Plus de 90% de cette demande est satisfaite par les importations et les entreprises étrangères ayant une production dans le pays, selon le même rapport.

Bien qu’elle ait investi des milliards de dollars dans le développement de son industrie, la Chine contrôle moins de 10 % du marché, mené par le SMIC basé à Shanghai.

“La Chine dépend de Taïwan car si les entreprises chinoises peuvent concevoir des semi-conducteurs, elles n’ont qu’une capacité limitée pour les fabriquer, en particulier à la pointe”, a déclaré Lee.

“Récemment, il y a eu des rapports selon lesquels SMIC a développé la capacité de fabriquer des puces 7 nm, mais cela en est encore à ses débuts et bien derrière TSMC et Samsung.”

Alors que la Chine a souvent été accusée d’avoir recours à la coercition économique contre d’autres pays, elle a exclu certains biens importants pour son économie des sanctions dans le passé.

Après que la Chine a arrêté les importations de Bœuf, vin et orge australiens en 2020 à la suite d’un différend sur les origines de la pandémie de COVID-19, Pékin a continué d’importer d’énormes quantités de minerai de fer pour satisfaire son appétit féroce pour l’acier.

La Chine pourrait-elle cibler les semi-conducteurs à l’avenir ?

La durée de la domination taïwanaise des semi-conducteurs est incertaine.

Le président chinois Xi Jinping a décrit la dépendance à l’égard de la technologie étrangère comme le “plus grand danger caché” auquel le pays est confronté et s’est engagé à accroître son autosuffisance.

Dans le cadre de l’initiative “Made in China”, Pékin s’est engagé à investir 1,4 billion de dollars entre 2020 et 2025 dans les industries de haute technologie, y compris les semi-conducteurs.

Rien qu’en 2020, les entreprises chinoises de semi-conducteurs ont reçu 227,6 milliards de yuans (33,7 milliards de dollars) d’investissements, soit quatre fois plus que l’année précédente, selon une étude de TechNode.

L’année dernière, la production chinoise de circuits intégrés a augmenté à 359,4 milliards d’unités, une augmentation de 33,3% par rapport à l’année précédente, selon les données officielles du gouvernement.

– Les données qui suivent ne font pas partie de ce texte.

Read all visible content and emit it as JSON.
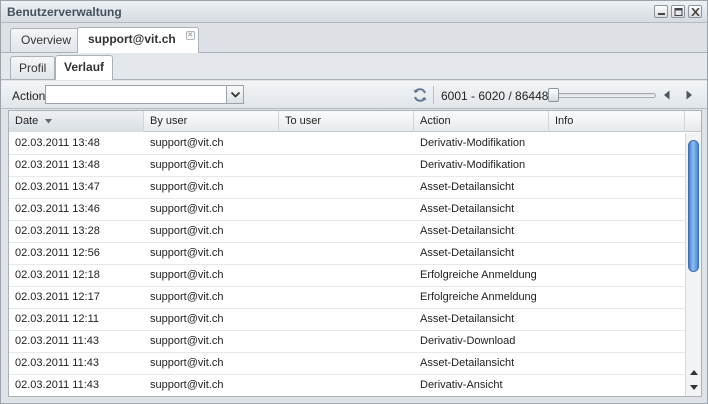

“Je pense qu’il est peu probable que la Chine utilise des sanctions contre l’industrie des semi-conducteurs alors qu’elle dépend toujours des entreprises taïwanaises pour la fabrication”, a déclaré Lee. “Cela pourrait changer si Pékin développe sa propre capacité de fabrication, mais cela prendra encore plusieurs années, à mon avis.”